DM:  Well, this is, I think, you know, what to buy and when to buy is always the tricky question. And I’ve used this analogy many times, but if you were a Martian and you came down from Mars on the 1st of February 2020, before really pandemic hit global markets, and really the globe, who would have known that the US market would be up 30% or thereabouts since then. And in fact, a lot of major markets, particularly in Asia, there are higher levels than they were yet we’ve had this huge global pandemic. So stock markets wobbled and quite substantially and in very quick order in February and March 2020. But since then, whilst we’ve had increased volatility, everything has gone back up. So it is difficult to know what to buy and something we talk about all the time, but also during this period of the pandemic, people have been saving more and more and there’s you know, money has to flow somewhere. You haven’t been able to spend it. So maybe people have been buying equities and hence pushing markets up. So short-term it’s very difficult to say, Juliet have you’ve got some thoughts on this?

 

JSL: I mean you know it’s very dull and we always say this, but a) diversification is key, because as we’ve seen, you know, we just talked about that recent value rally. And you know, if you’ve, if you’ve continued to hold a bit of value, as well as having growth stocks, that’s done very well for you recently. So I think diversification globally across sector and across sectors is good. And also, you know, don’t forget that you can invest monthly and then that way, you know, if markets do fall, you know, you effectively get more for your money.

 

DM: Yeah.

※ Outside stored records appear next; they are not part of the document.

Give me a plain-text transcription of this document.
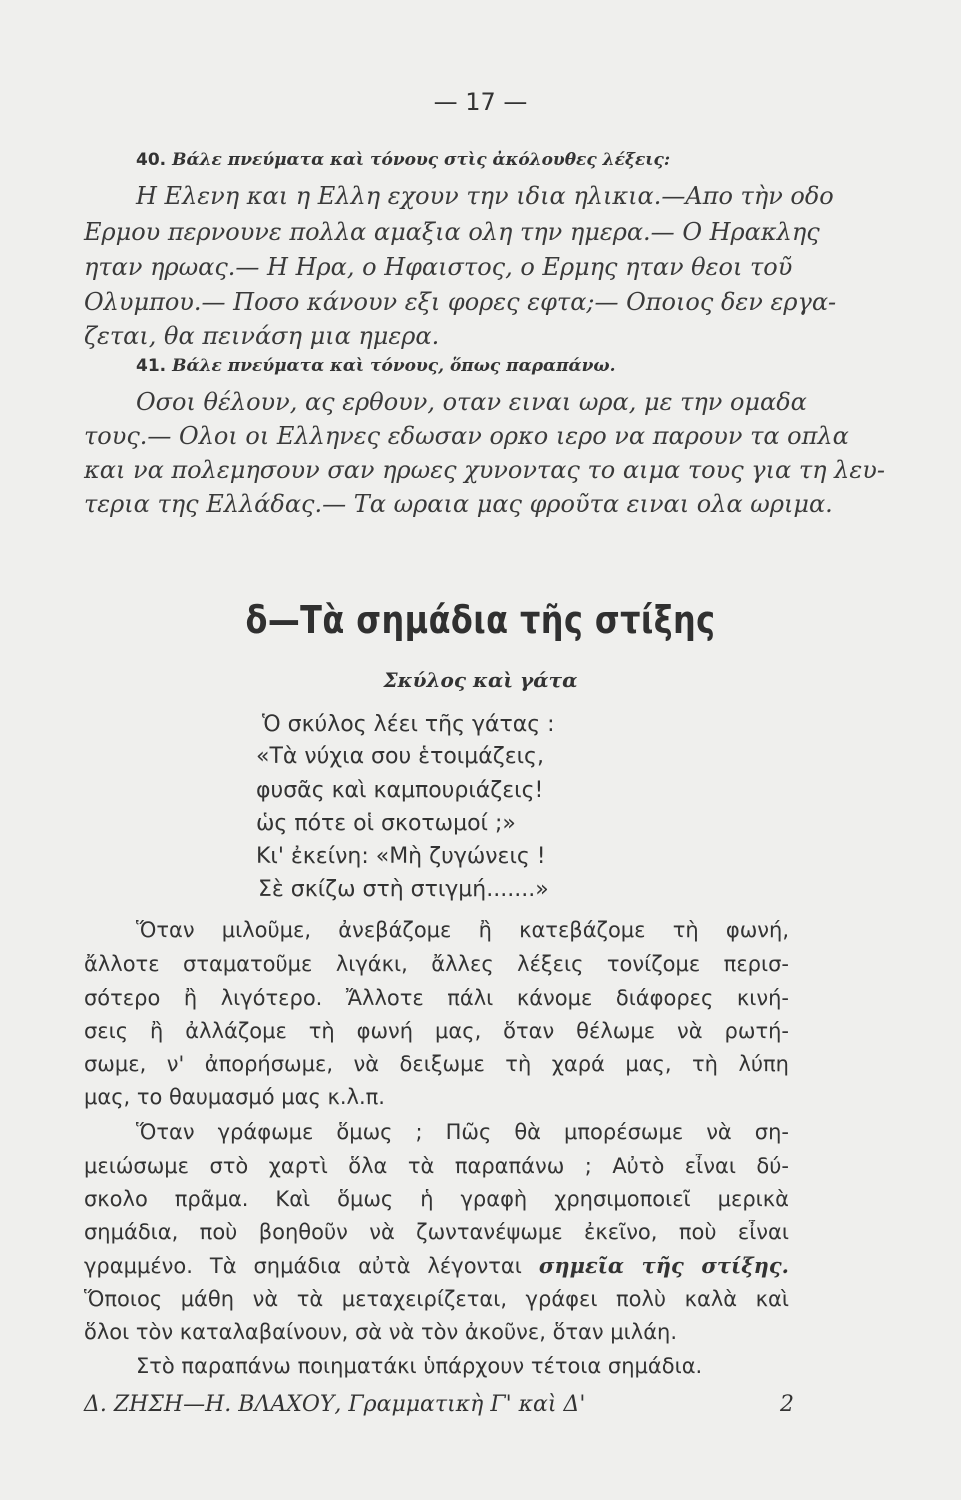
— 17 —
40. Βάλε πνεύματα καὶ τόνους στὶς ἀκόλουθες λέξεις:
Η Ελενη και η Ελλη εχουν την ιδια ηλικια.—Απο τὴν οδο
Ερμου περνουνε πολλα αμαξια ολη την ημερα.— Ο Ηρακλης
ηταν ηρωας.— Η Ηρα, ο Ηφαιστος, ο Ερμης ηταν θεοι τοῦ
Ολυμπου.— Ποσο κάνουν εξι φορες εφτα;— Οποιος δεν εργα-
ζεται, θα πεινάση μια ημερα.
41. Βάλε πνεύματα καὶ τόνους, ὅπως παραπάνω.
Οσοι θέλουν, ας ερθουν, οταν ειναι ωρα, με την ομαδα
τους.— Ολοι οι Ελληνες εδωσαν ορκο ιερο να παρουν τα οπλα
και να πολεμησουν σαν ηρωες χυνοντας το αιμα τους για τη λευ-
τερια της Ελλάδας.— Τα ωραια μας φροῦτα ειναι ολα ωριμα.
δ—Τὰ σημάδια τῆς στίξης
Σκύλος καὶ γάτα
Ὁ σκύλος λέει τῆς γάτας :
«Τὰ νύχια σου ἑτοιμάζεις,
φυσᾶς καὶ καμπουριάζεις!
ὡς πότε οἱ σκοτωμοί ;»
Κι' ἐκείνη: «Μὴ ζυγώνεις !
Σὲ σκίζω στὴ στιγμή.......»
Ὅταν μιλοῦμε, ἀνεβάζομε ἢ κατεβάζομε τὴ φωνή,
ἄλλοτε σταματοῦμε λιγάκι, ἄλλες λέξεις τονίζομε περισ-
σότερο ἢ λιγότερο. Ἄλλοτε πάλι κάνομε διάφορες κινή-
σεις ἢ ἀλλάζομε τὴ φωνή μας, ὅταν θέλωμε νὰ ρωτή-
σωμε, ν' ἀπορήσωμε, νὰ δειξωμε τὴ χαρά μας, τὴ λύπη
μας, το θαυμασμό μας κ.λ.π.
Ὅταν γράφωμε ὅμως ; Πῶς θὰ μπορέσωμε νὰ ση-
μειώσωμε στὸ χαρτὶ ὅλα τὰ παραπάνω ; Αὐτὸ εἶναι δύ-
σκολο πρᾶμα. Καὶ ὅμως ἡ γραφὴ χρησιμοποιεῖ μερικὰ
σημάδια, ποὺ βοηθοῦν νὰ ζωντανέψωμε ἐκεῖνο, ποὺ εἶναι
γραμμένο. Τὰ σημάδια αὐτὰ λέγονται σημεῖα τῆς στίξης.
Ὅποιος μάθη νὰ τὰ μεταχειρίζεται, γράφει πολὺ καλὰ καὶ
ὅλοι τὸν καταλαβαίνουν, σὰ νὰ τὸν ἀκοῦνε, ὅταν μιλάη.
Στὸ παραπάνω ποιηματάκι ὑπάρχουν τέτοια σημάδια.
Δ. ΖΗΣΗ—Η. ΒΛΑΧΟΥ, Γραμματικὴ Γ' καὶ Δ'	2
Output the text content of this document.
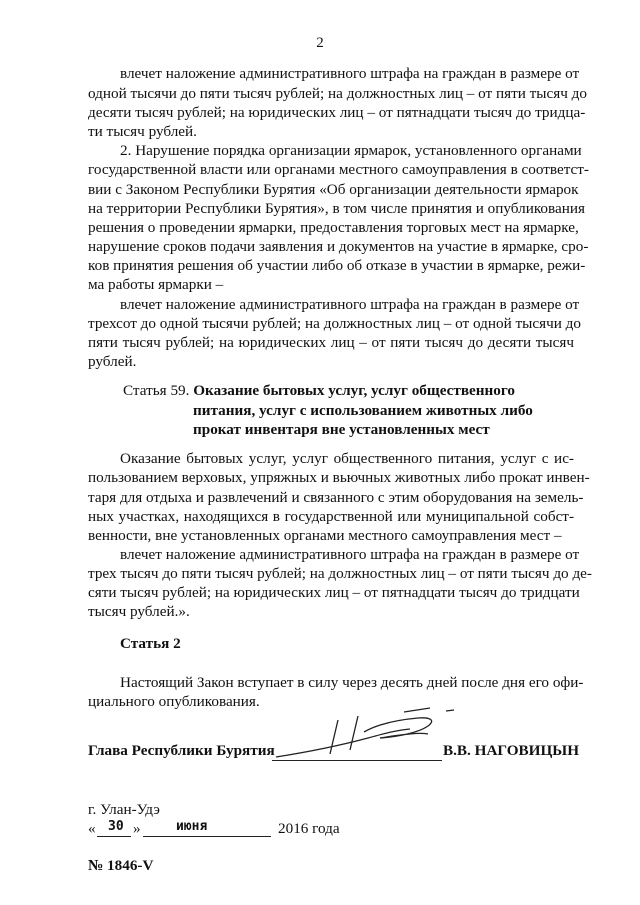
2
влечет наложение административного штрафа на граждан в размере от
одной тысячи до пяти тысяч рублей; на должностных лиц – от пяти тысяч до
десяти тысяч рублей; на юридических лиц – от пятнадцати тысяч до тридца-
ти тысяч рублей.
2. Нарушение порядка организации ярмарок, установленного органами
государственной власти или органами местного самоуправления в соответст-
вии с Законом Республики Бурятия «Об организации деятельности ярмарок
на территории Республики Бурятия», в том числе принятия и опубликования
решения о проведении ярмарки, предоставления торговых мест на ярмарке,
нарушение сроков подачи заявления и документов на участие в ярмарке, сро-
ков принятия решения об участии либо об отказе в участии в ярмарке, режи-
ма работы ярмарки –
влечет наложение административного штрафа на граждан в размере от
трехсот до одной тысячи рублей; на должностных лиц – от одной тысячи до
пяти тысяч рублей; на юридических лиц – от пяти тысяч до десяти тысяч
рублей.
Статья 59. Оказание бытовых услуг, услуг общественного
питания, услуг с использованием животных либо
прокат инвентаря вне установленных мест
Оказание бытовых услуг, услуг общественного питания, услуг с ис-
пользованием верховых, упряжных и вьючных животных либо прокат инвен-
таря для отдыха и развлечений и связанного с этим оборудования на земель-
ных участках, находящихся в государственной или муниципальной собст-
венности, вне установленных органами местного самоуправления мест –
влечет наложение административного штрафа на граждан в размере от
трех тысяч до пяти тысяч рублей; на должностных лиц – от пяти тысяч до де-
сяти тысяч рублей; на юридических лиц – от пятнадцати тысяч до тридцати
тысяч рублей.».
Статья 2
Настоящий Закон вступает в силу через десять дней после дня его офи-
циального опубликования.
Глава Республики Бурятия	В.В. НАГОВИЦЫН
г. Улан-Удэ
« 30 »	июня	2016 года
№ 1846-V
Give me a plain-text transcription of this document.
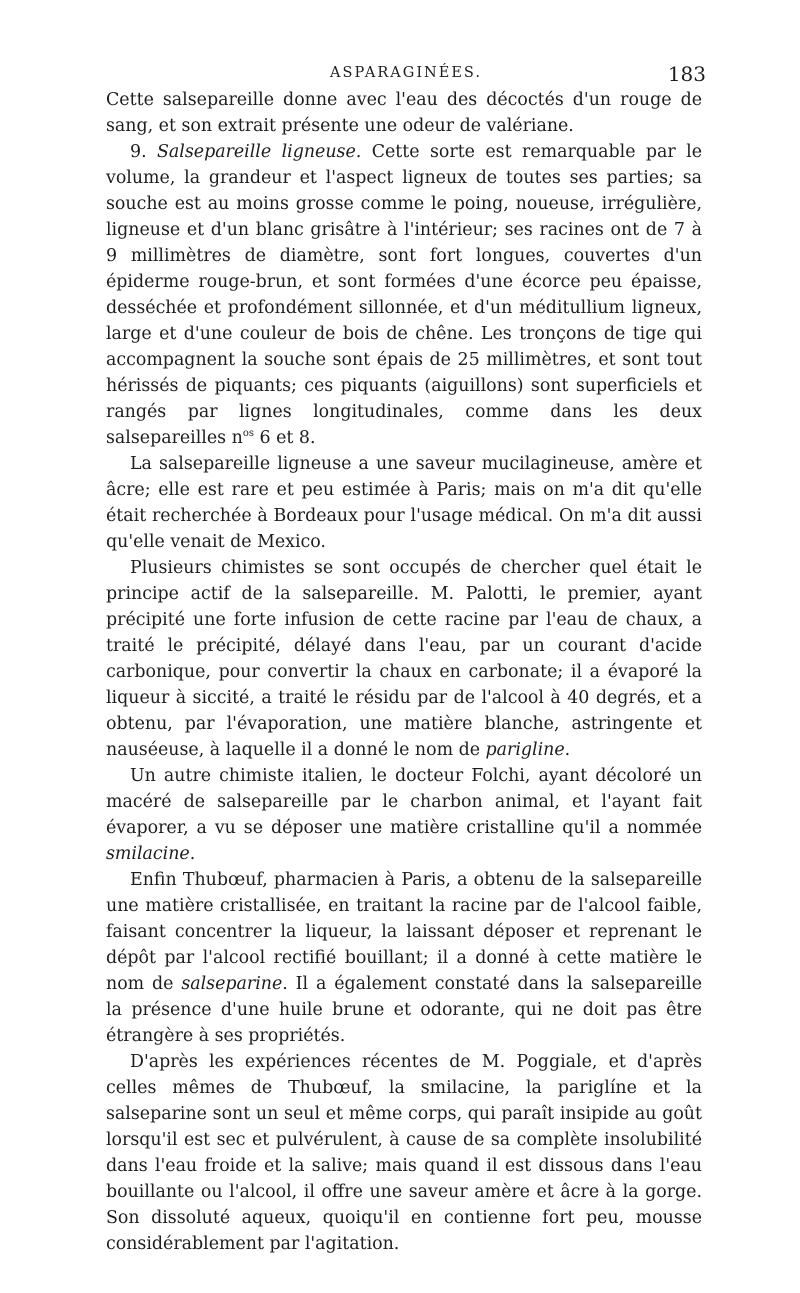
ASPARAGINÉES.	183

Cette salsepareille donne avec l'eau des décoctés d'un rouge de sang, et son extrait présente une odeur de valériane.

9. Salsepareille ligneuse. Cette sorte est remarquable par le volume, la grandeur et l'aspect ligneux de toutes ses parties; sa souche est au moins grosse comme le poing, noueuse, irrégulière, ligneuse et d'un blanc grisâtre à l'intérieur; ses racines ont de 7 à 9 millimètres de diamètre, sont fort longues, couvertes d'un épiderme rouge-brun, et sont formées d'une écorce peu épaisse, desséchée et profondément sillonnée, et d'un méditullium ligneux, large et d'une couleur de bois de chêne. Les tronçons de tige qui accompagnent la souche sont épais de 25 millimètres, et sont tout hérissés de piquants; ces piquants (aiguillons) sont superficiels et rangés par lignes longitudinales, comme dans les deux salsepareilles $n^{os}$ 6 et 8.

La salsepareille ligneuse a une saveur mucilagineuse, amère et âcre; elle est rare et peu estimée à Paris; mais on m'a dit qu'elle était recherchée à Bordeaux pour l'usage médical. On m'a dit aussi qu'elle venait de Mexico.

Plusieurs chimistes se sont occupés de chercher quel était le principe actif de la salsepareille. M. Palotti, le premier, ayant précipité une forte infusion de cette racine par l'eau de chaux, a traité le précipité, délayé dans l'eau, par un courant d'acide carbonique, pour convertir la chaux en carbonate; il a évaporé la liqueur à siccité, a traité le résidu par de l'alcool à 40 degrés, et a obtenu, par l'évaporation, une matière blanche, astringente et nauséeuse, à laquelle il a donné le nom de parigline.

Un autre chimiste italien, le docteur Folchi, ayant décoloré un macéré de salsepareille par le charbon animal, et l'ayant fait évaporer, a vu se déposer une matière cristalline qu'il a nommée smilacine.

Enfin Thubœuf, pharmacien à Paris, a obtenu de la salsepareille une matière cristallisée, en traitant la racine par de l'alcool faible, faisant concentrer la liqueur, la laissant déposer et reprenant le dépôt par l'alcool rectifié bouillant; il a donné à cette matière le nom de salseparine. Il a également constaté dans la salsepareille la présence d'une huile brune et odorante, qui ne doit pas être étrangère à ses propriétés.

D'après les expériences récentes de M. Poggiale, et d'après celles mêmes de Thubœuf, la smilacine, la pariglíne et la salseparine sont un seul et même corps, qui paraît insipide au goût lorsqu'il est sec et pulvérulent, à cause de sa complète insolubilité dans l'eau froide et la salive; mais quand il est dissous dans l'eau bouillante ou l'alcool, il offre une saveur amère et âcre à la gorge. Son dissoluté aqueux, quoiqu'il en contienne fort peu, mousse considérablement par l'agitation.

I think the old pound cost averaging is a hugely important thing. And, you know, I’m well into my third decade in investing, and it is really difficult to time markets, you know, at the height of the fear in February and March of last year. Well, now we know that was the bottom of the end of that market cycle, but who knew with Covid? Markets could have halved again. And if you were just saving every single month, it does take away that want to try and time stock markets. So yes, saving monthly is always a good idea in my opinion.

 

[15:34]

 

SS: So given what you’ve said about valuations, where have you been adding?

 

JSL: Well, you know, again on the diversification front, I think global income funds look interesting at the moment because, you know, at least you’re getting some yield in there as well. So we’ve been looking at M&G Global Dividend and Fidelity Global Dividend and adding to that at the moment.

 

DM: Yeah. And with respect to those valuations, I mean, Fidelity Global Dividend has a sensitivity of  0.8 to the market that would otherwise be called ‘beta’. So if markets go up one, that should go up 0.8. If markets go down one, it should go down 0.8. So it’s global equity, but with a slightly lower risk profile.

 

SS: Both of those funds, I believe, have managed to actually increase their dividends last year amongst all of the cuts that took place, which is quite a testament to those stocks that they’re invested in, I suppose?

 

DM: Yeah, we were fortunate enough to meet up with the fund manager of Fidelity Global Dividend, and he actually increased his yield in that 12 month period. And I think he said only three of his stocks in total cut and the rest of his portfolio actually maintained or grew their dividend, which shows the sort of company that he does invest in those really robust, defensive, good, solid equity income payers.